Kenyans swept the top three spots in the men's 5000 m A-heat, with local high schooler Cosmas Mwangi (Sera H.S.) taking 1st in 13:22.80. Keita Sato (Rakunan H.S.), who turned 17 in January, was 4th in 13:42.50, the 4th-best time ever by a Japanese high schooler and over 3 seconds under the previous U18 national record. The men's 3000 m also turned out high-level results, with Keisuke Morita (Komori Corp.) leading the top six under 8:00 in a meet record 7:53.01.
Another meet record came in the women's 3000 m steeplechase, with collegiate star Reimi Yoshimura (Daito Bunka Univ.) getting the better of rival Yuno Yamanaka (Ehime Ginko), winner of the 2000 mSC at last week's Hyogo Relay Carnival. Yoshimura ran 9:51.47 to Yamanaka's 9:53.00, both clearing the old record.

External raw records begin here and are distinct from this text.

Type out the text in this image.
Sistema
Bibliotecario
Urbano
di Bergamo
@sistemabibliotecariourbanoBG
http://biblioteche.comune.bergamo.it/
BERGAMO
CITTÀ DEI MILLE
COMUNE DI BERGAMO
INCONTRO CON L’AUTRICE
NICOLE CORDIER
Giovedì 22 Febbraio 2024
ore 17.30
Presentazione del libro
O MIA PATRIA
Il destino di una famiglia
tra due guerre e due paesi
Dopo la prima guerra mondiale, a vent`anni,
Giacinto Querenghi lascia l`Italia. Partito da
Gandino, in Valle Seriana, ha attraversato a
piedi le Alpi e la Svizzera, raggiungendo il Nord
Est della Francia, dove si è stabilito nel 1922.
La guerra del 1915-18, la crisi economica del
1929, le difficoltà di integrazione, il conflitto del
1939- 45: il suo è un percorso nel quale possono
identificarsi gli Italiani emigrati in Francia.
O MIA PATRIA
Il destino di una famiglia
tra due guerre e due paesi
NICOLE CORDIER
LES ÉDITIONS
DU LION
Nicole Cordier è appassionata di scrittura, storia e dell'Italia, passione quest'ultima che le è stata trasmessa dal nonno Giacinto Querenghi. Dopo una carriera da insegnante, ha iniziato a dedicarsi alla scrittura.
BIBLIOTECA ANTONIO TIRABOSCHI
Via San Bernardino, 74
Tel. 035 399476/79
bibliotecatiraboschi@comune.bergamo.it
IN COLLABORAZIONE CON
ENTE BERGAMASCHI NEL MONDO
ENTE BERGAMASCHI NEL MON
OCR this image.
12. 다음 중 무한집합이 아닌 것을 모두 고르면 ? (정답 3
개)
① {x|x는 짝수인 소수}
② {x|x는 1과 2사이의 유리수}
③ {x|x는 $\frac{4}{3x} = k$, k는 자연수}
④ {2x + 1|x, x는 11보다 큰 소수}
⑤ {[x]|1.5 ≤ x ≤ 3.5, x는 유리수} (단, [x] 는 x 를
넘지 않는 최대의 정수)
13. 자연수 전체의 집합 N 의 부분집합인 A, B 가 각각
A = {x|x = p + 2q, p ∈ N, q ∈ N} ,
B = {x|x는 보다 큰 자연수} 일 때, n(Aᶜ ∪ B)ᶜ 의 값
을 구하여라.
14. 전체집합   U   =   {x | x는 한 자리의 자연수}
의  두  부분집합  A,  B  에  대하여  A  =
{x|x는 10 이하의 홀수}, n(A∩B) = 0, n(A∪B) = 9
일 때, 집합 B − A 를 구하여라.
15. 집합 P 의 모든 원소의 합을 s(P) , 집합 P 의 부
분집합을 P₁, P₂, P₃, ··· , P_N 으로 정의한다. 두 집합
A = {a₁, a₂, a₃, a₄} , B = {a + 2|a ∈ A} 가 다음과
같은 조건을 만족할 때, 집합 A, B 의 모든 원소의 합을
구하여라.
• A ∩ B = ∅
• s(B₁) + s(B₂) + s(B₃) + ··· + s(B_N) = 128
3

Yet another new record came in the men's 3000 m steeplechase, where Philemon Kiplagat (Aisan Kogyo), Ryuji Miura (Juntendo Univ.) and 2020 national champ Kosei Yamaguchi (Aisan Kogyo) kicked past Rio Olympian Kazuya Shiojiri (Fujitsu) in the last 200 m to all go under the old meet record. Kiplagat took 1st in a new record of 8:25.13, Miura next in 8:25.31 and Yamaguchi 3rd in 8:26.52. All three came up short of the Olympic standard of 8:22.00, which both Kiplagat and Miura broke last summer outside the qualifying window.
Outside the distance events, the national records fell in both the women's 100 m hurdles and men's 110 m hurdles. In the women's race, Asuka Terada (Japan Create) bettered her own record in 12.96 (+1.6 m/s) to win the final. Taio Kanai (Mizuno) took the men's final with a new record of 13.16 (+1.7 m/s), runner-up Shunsuke Izumiya (Juntendo Univ.) also bettering his own collegiate national record in 13.33 but coming up 0.01 short fo the Olympic standard.
No records fell in the women's or men's 100 m, the latter the most hyped-up event of the meet. Arisa Kimishima (DK Shiken) won the women's final in 11.64 (+0.9 m/s), with Ryota Yamagata (Seiko) taking the top men's spot in 10.14 (+0.1 m/s) over fellow big guns Yuki Koike (Sumitomo Denko), Yoshihide Kiryu (Nihon Seimei) and Shuhei Tada (Sumitomo Denko).